Jocelyne Outrequin
Si Jocelyne Outrequin a une formation académique, agrégation d’arts plastiques, son atelier est pour elle comme un laboratoire où elle aime expérimenter les matières, les couleurs au gré des humeurs.
La Galerie, mer oblige, présente son travail sur les poissons, (bars, rougets, dorades, sardines…) utilisant la technique du Gyotaku, en français « Ichtyogramme »., ainsi que ses photographies d’huîtres.
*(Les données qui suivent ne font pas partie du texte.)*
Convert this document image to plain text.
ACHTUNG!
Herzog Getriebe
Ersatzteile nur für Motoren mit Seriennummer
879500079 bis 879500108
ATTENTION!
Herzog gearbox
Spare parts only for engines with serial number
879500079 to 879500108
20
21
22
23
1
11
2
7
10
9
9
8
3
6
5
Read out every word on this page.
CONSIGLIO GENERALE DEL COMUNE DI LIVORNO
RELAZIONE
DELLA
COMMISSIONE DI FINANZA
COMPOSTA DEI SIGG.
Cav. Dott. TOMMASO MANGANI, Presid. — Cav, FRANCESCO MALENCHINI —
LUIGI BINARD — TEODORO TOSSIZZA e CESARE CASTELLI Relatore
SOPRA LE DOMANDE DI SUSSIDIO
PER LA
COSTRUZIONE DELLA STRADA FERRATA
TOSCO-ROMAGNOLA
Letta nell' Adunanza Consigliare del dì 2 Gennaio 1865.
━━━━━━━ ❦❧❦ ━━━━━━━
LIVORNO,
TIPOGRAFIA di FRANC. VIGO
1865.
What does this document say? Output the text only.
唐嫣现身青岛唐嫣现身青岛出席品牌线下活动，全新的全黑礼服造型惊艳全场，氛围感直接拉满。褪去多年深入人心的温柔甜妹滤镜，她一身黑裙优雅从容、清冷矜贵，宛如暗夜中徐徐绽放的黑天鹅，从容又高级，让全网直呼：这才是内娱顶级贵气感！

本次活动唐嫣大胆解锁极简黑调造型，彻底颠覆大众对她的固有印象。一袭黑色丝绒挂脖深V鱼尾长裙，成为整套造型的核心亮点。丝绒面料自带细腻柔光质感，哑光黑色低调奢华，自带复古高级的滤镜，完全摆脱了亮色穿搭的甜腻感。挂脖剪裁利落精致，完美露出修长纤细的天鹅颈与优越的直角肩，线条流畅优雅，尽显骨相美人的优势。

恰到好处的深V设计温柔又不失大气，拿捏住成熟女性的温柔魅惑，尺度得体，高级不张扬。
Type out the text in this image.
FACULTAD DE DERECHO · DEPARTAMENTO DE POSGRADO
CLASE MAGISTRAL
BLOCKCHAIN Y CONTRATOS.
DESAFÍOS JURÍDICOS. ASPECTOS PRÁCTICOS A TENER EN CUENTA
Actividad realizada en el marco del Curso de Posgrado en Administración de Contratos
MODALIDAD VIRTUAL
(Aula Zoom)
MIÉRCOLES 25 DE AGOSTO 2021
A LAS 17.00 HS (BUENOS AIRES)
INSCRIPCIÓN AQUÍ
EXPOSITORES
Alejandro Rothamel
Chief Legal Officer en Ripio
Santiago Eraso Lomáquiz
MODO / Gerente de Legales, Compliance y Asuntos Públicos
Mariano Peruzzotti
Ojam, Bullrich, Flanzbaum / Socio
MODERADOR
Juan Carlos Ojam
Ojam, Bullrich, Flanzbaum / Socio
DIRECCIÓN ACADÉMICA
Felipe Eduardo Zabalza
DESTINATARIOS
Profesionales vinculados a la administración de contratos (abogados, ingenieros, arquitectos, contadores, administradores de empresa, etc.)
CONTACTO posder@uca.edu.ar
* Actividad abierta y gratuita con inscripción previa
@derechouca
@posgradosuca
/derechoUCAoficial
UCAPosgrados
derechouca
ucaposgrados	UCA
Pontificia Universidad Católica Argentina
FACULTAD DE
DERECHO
Le Gyotaku est une technique picturale japonaise qui consiste à reproduire l’empreinte de poissons le plus fidèlement possible.Cette technique remonte à plus de 1.500 ans et elle était utilisée par les pêcheurs pour immortaliser leurs plus belles prises. Elle permettait d’obtenir un motif inversé, une véritable empreinte de poisson, souvenir et preuve de leur pêche. Sur leurs œuvres les pêcheurs japonais écrivaient également le nom du poisson, les mensurations, le lieu et la date de la capture. Ils y ajoutaient parfois un poème de remerciement à la mer nourricière avant d’apposer leur signature. Dans cet élan artistique le pêcheur exprimait, au-delà de la volonté de fixer la mémoire humaine ainsi que sa satisfaction et sa fierté d’avoir pris une pièce d’exception, sa reconnaissance pour la générosité des océans.Le gyotaku était affiché dans les poissonneries, consacrant ainsi le trophée. Jocelyne Outrequin réalise cette empreinte à l’encre de chine sur un papier japonais appelé « washi ». Le washi est un papier fabriqué à partir de fibres de mûrier sauvage entrelacées, ce qui lui confère tout à la fois une grande résistance et une souplesse particulière. Clin d’œil aux gyotakus ancestraux, elle signe ses œuvres avec un tampon provenant du Japon et a donné des noms à sa série des Sardines : Emmeline, Pauline, Céline, Evelyne, Roselyne, Marine…
La Galerie présente également le travail de Jocelyne Outrequin sur les huîtres qu’elle photographie en plan rapproché, en macro, ce qui en soit peut paraître déjà étrange. Et le résultat est très surprenant…Lors de la prise de vue elle va sélectionner un détail pour le retravailler. Plusieurs critères la guident. Elle choisit ce détail :
pour ses qualités graphiques – sa composition, ses contrastes, ses transparences –
pour sa puissance évocatrice – paysage de bord de mer, plage, vague, écume, ou voilage, linge, dentelle
pour ce qu’il renferme tel une matrice – limbes, plante en devenir, foetus, chrysalide –
pour son aspect fantomatique, énigmatique, liquide, amniotique.
Une fois ce détail sélectionné, Jocelyne Outrequin joue avec la couleur du cliché jusque’à lui donner un aspect radiographique aux transparences aquatiques. Plus rien ne laisse deviner l’objet de la prise de vue, l’huître et c’est tout un univers qui se déploie, laissant place à l’imaginaire de chacun. Apparaissent des paysages lunaires, des dentelles humides, des compositions abstraites et diaphanes dont la photographie, par le recadrage, garde la trace.